For the Deseret News

Published: Monday, May 13 2013 1:20 p.m. MDT

Team captain Ryan Roundy holds up the trophy as BYU defeats Cal 27-24 in rugby on a drop as time expires to win the Varsity Cup national championship Saturday, May 4, 2013, in Provo.

Tom Smart, Deseret News

Editor's note: The BYU rugby team recently won the 2013 Varsity Cup National Collegiate Championship. In part one of this two-part series, author Todd Hougaard looks back at their season. Part two will detail why there will be two "champions" in college rugby this year.

PROVO — BYU 27-Cal 24.

BYU is the 2013 national champion in rugby.

For many casual fans, that's as far as their knowledge goes. It's sort of like reading the last page of the book first.

It's time to turn back the pages.

The story of this season goes back at least to May 19, 2012. The Cougars cap a perfect 17-0 season with a victory over Arkansas State, 49-42, at Rio Tinto Stadium, and claim the 2012 National Championship.

Less than a week later comes this headline from USA Rugby: "USA Rugby levels playing field with new college eligibility regulations."

The new rules basically cut off a year of playing time for athletes who take time out of school for military or church service. BYU head coach David Smyth felt it was a direct shot at BYU, "They left us no option but to look for other options."

Three weeks later, BYU announces they "will no longer be participating in USA Rugby’s Collegiate Division 1-A postseason tournament," and start looking for other post-season options.

Not only that, the team also has to piece together an independent schedule without games they were playing against Western Conference foes in the USAR College Premier Division. Games against Arizona and Arizona State were replaced with ones against Dixie State and Snow College.

Smyth also had to replace the holes left by 12 graduating seniors. Two of the biggest slots were the two halfbacks, where Shaun Davies and Dylan Lubbe have been for five years. The whole team's chemistry hinged on Smyth finding the right players to fill those shoes.

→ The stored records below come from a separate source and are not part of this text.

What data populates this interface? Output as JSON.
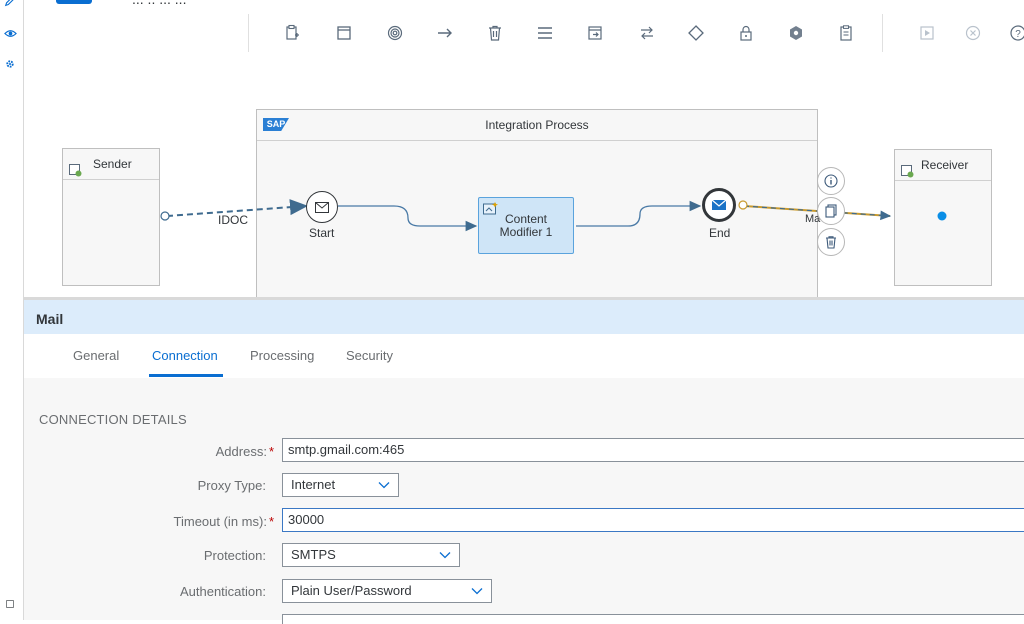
{
  "title": {
    "text": "... .. ... ..."
  },
  "canvas": {
    "process_title": "Integration Process",
    "sap_logo": "SAP",
    "sender": "Sender",
    "receiver": "Receiver",
    "idoc_label": "IDOC",
    "mail_label": "Ma",
    "start_label": "Start",
    "end_label": "End",
    "content_modifier": {
      "line1": "Content",
      "line2": "Modifier 1"
    }
  },
  "panel": {
    "title": "Mail",
    "tabs": [
      "General",
      "Connection",
      "Processing",
      "Security"
    ],
    "active_tab": "Connection",
    "section_title": "CONNECTION DETAILS",
    "fields": {
      "address": {
        "label": "Address:",
        "value": "smtp.gmail.com:465",
        "required": true
      },
      "proxy_type": {
        "label": "Proxy Type:",
        "value": "Internet"
      },
      "timeout": {
        "label": "Timeout (in ms):",
        "value": "30000",
        "required": true
      },
      "protection": {
        "label": "Protection:",
        "value": "SMTPS"
      },
      "authentication": {
        "label": "Authentication:",
        "value": "Plain User/Password"
      }
    },
    "required_mark": "*"
  },
  "colors": {
    "accent": "#0a6ed1",
    "header_bg": "#dcecfb",
    "mail_flow": "#c99a2e",
    "idoc_flow": "#3f6b8f"
  }
}
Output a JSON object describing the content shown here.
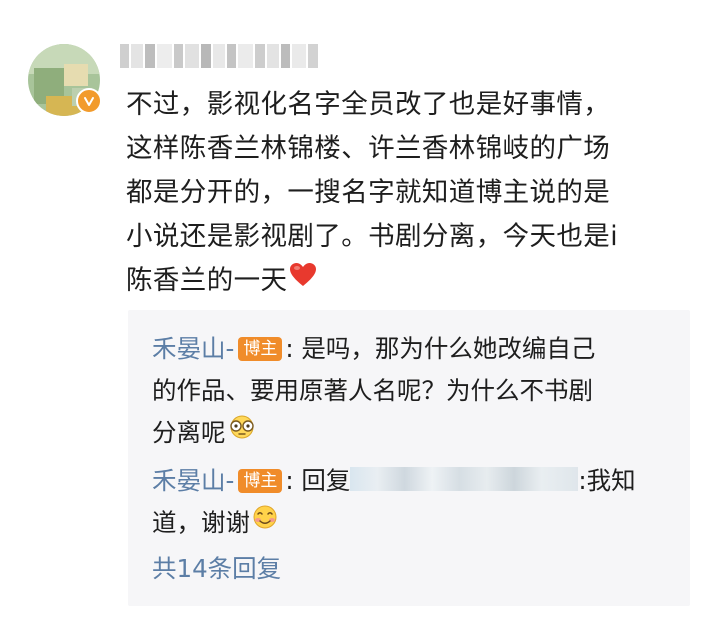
{
  "comment": {
    "lines": [
      "不过，影视化名字全员改了也是好事情，",
      "这样陈香兰林锦楼、许兰香林锦岐的广场",
      "都是分开的，一搜名字就知道博主说的是",
      "小说还是影视剧了。书剧分离，今天也是i",
      "陈香兰的一天"
    ],
    "end_icon": "red-heart-emoji"
  },
  "avatar": {
    "badge_icon": "verified-v-badge",
    "badge_color": "#f29b2c"
  },
  "replies": [
    {
      "author": "禾晏山-",
      "badge": "博主",
      "separator": ":",
      "lines": [
        " 是吗，那为什么她改编自己",
        "的作品、要用原著人名呢？为什么不书剧",
        "分离呢"
      ],
      "end_icon": "speechless-face-emoji"
    },
    {
      "author": "禾晏山-",
      "badge": "博主",
      "separator": ":",
      "prefix": " 回复",
      "suffix": ":我知",
      "line2": "道，谢谢",
      "end_icon": "smiling-face-emoji"
    }
  ],
  "more_replies_label": "共14条回复",
  "colors": {
    "link": "#5c7ea6",
    "badge": "#f08c2a",
    "reply_bg": "#f6f6f8"
  }
}
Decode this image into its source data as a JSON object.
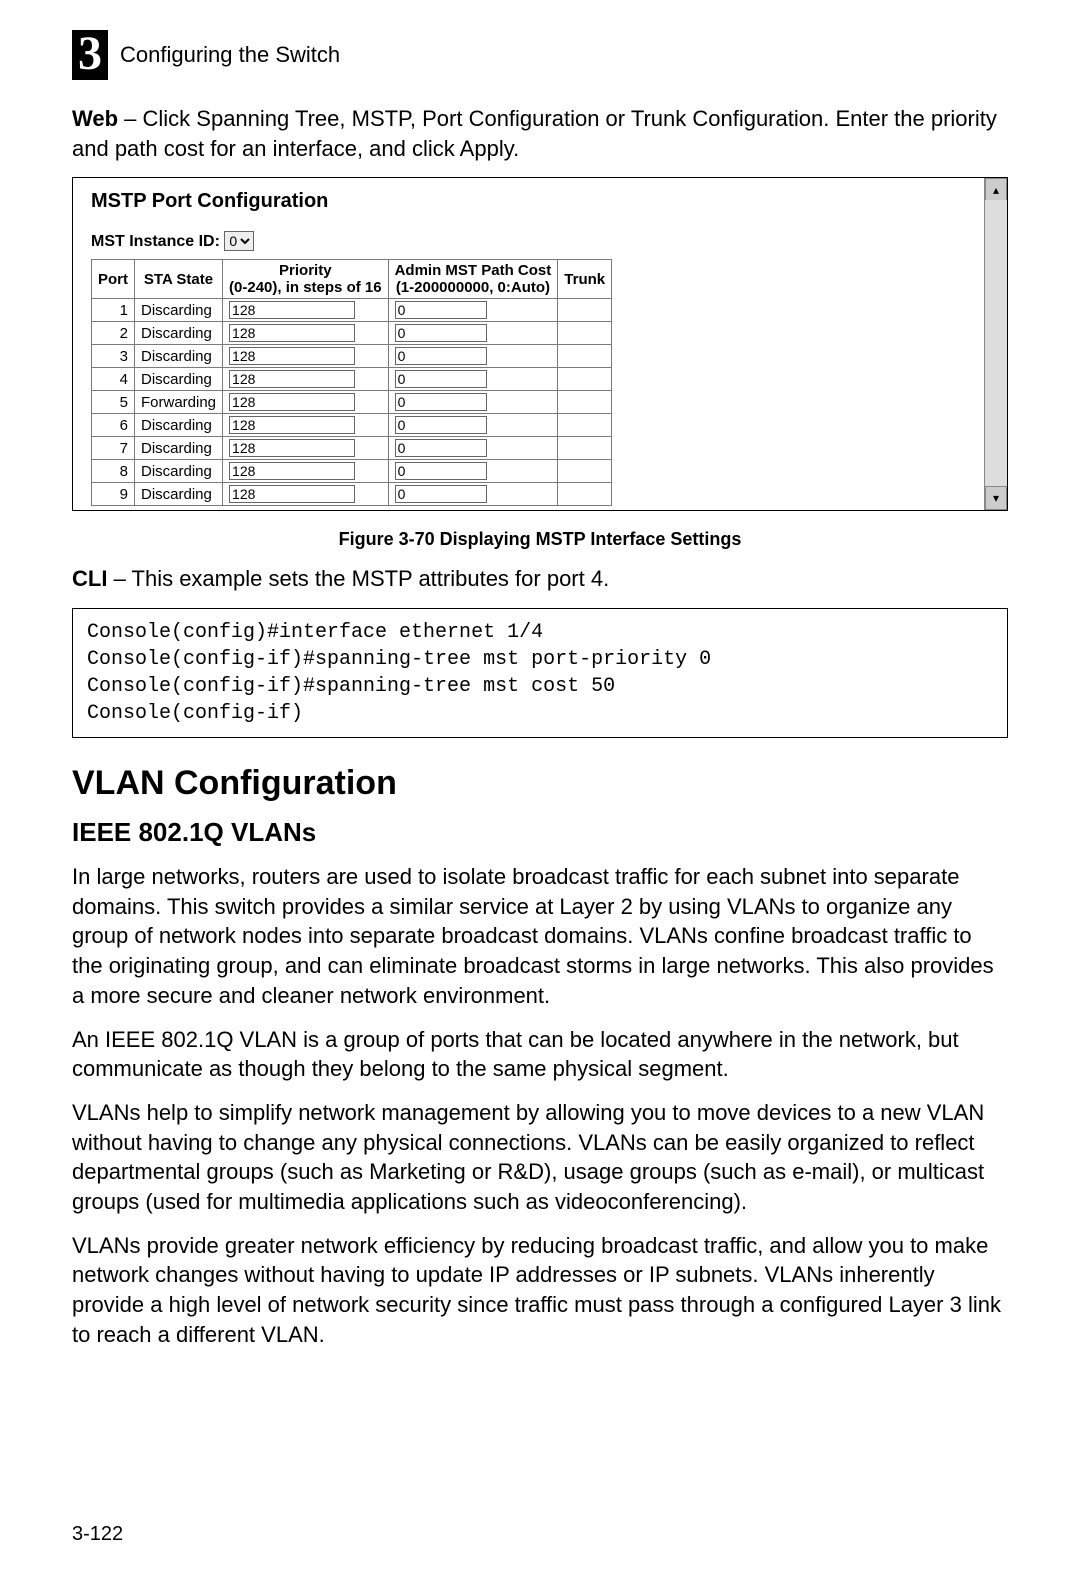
{
  "header": {
    "chapter_number": "3",
    "chapter_title": "Configuring the Switch"
  },
  "intro": {
    "label": "Web",
    "text": " – Click Spanning Tree, MSTP, Port Configuration or Trunk Configuration. Enter the priority and path cost for an interface, and click Apply."
  },
  "screenshot": {
    "title": "MSTP Port Configuration",
    "mst_label": "MST Instance ID:",
    "mst_value": "0",
    "columns": {
      "port": "Port",
      "sta_state": "STA State",
      "priority_l1": "Priority",
      "priority_l2": "(0-240), in steps of 16",
      "path_l1": "Admin MST Path Cost",
      "path_l2": "(1-200000000, 0:Auto)",
      "trunk": "Trunk"
    },
    "rows": [
      {
        "port": "1",
        "state": "Discarding",
        "priority": "128",
        "cost": "0",
        "trunk": ""
      },
      {
        "port": "2",
        "state": "Discarding",
        "priority": "128",
        "cost": "0",
        "trunk": ""
      },
      {
        "port": "3",
        "state": "Discarding",
        "priority": "128",
        "cost": "0",
        "trunk": ""
      },
      {
        "port": "4",
        "state": "Discarding",
        "priority": "128",
        "cost": "0",
        "trunk": ""
      },
      {
        "port": "5",
        "state": "Forwarding",
        "priority": "128",
        "cost": "0",
        "trunk": ""
      },
      {
        "port": "6",
        "state": "Discarding",
        "priority": "128",
        "cost": "0",
        "trunk": ""
      },
      {
        "port": "7",
        "state": "Discarding",
        "priority": "128",
        "cost": "0",
        "trunk": ""
      },
      {
        "port": "8",
        "state": "Discarding",
        "priority": "128",
        "cost": "0",
        "trunk": ""
      },
      {
        "port": "9",
        "state": "Discarding",
        "priority": "128",
        "cost": "0",
        "trunk": ""
      }
    ]
  },
  "figure_caption": "Figure 3-70  Displaying MSTP Interface Settings",
  "cli_intro": {
    "label": "CLI",
    "text": " – This example sets the MSTP attributes for port 4."
  },
  "cli_block": "Console(config)#interface ethernet 1/4\nConsole(config-if)#spanning-tree mst port-priority 0\nConsole(config-if)#spanning-tree mst cost 50\nConsole(config-if)",
  "section_heading": "VLAN Configuration",
  "subsection_heading": "IEEE 802.1Q VLANs",
  "body": {
    "p1": "In large networks, routers are used to isolate broadcast traffic for each subnet into separate domains. This switch provides a similar service at Layer 2 by using VLANs to organize any group of network nodes into separate broadcast domains. VLANs confine broadcast traffic to the originating group, and can eliminate broadcast storms in large networks. This also provides a more secure and cleaner network environment.",
    "p2": "An IEEE 802.1Q VLAN is a group of ports that can be located anywhere in the network, but communicate as though they belong to the same physical segment.",
    "p3": "VLANs help to simplify network management by allowing you to move devices to a new VLAN without having to change any physical connections. VLANs can be easily organized to reflect departmental groups (such as Marketing or R&D), usage groups (such as e-mail), or multicast groups (used for multimedia applications such as videoconferencing).",
    "p4": "VLANs provide greater network efficiency by reducing broadcast traffic, and allow you to make network changes without having to update IP addresses or IP subnets. VLANs inherently provide a high level of network security since traffic must pass through a configured Layer 3 link to reach a different VLAN."
  },
  "page_number": "3-122"
}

One of those players showed up at the beginning of October, shoes in hand, all the way from New Zealand. "Jonny (Linehan) showed up and we worked him out on Tuesday, he came back for an hour and a half on Thursday, and we were impressed with what he could do," Smyth said. Linehan went home, took the ACT, and was in school by Jan. 9.

The other position was taken by Luke Mocke, another freshman, who came from South Africa to play for the Cougars. His highlight of the year actually came after the championship game, when he proposed to his girlfriend.

With the new "boys" in town, as Smyth calls them, the season kicked off on Jan. 11 at the Red Rock Tournament in Mesquite, Nev. BYU won a couple of close matches against Utah, 29-12, and Idaho State, 27-17. The Cougars also experienced their first of five canceled games due to weather — Weber State couldn't come due to a major snowstorm along the Wasatch Front.

A tough match against San Diego State came next, with the Cougars prevailing 41-21. "We were on their field, they were hosting the defending national champs, and they rose to the occasion," Smyth said. "We were able to tweak a few things in our next match with UCLA," he continued. Those "tweaks" turned into an 84-14 pounding of the Bruins. One of those tweaks — Linehan's first start — resulted in two tries and six conversions.

Path to a postseason

In search of stiffer competition, BYU regularly schedules men's division teams. This year was no different, with the Cougars taking on the top two teams in the country. One such team, Old Puget Sound Beach, scored a late try to edge out the Cougars 34-30 in St. George.

"I was very impressed with them," said Smyth, "They were a big, physical team, with four national team players, but our boys went toe-to-toe with them. We learned something from them, and I saw how the boys would respond."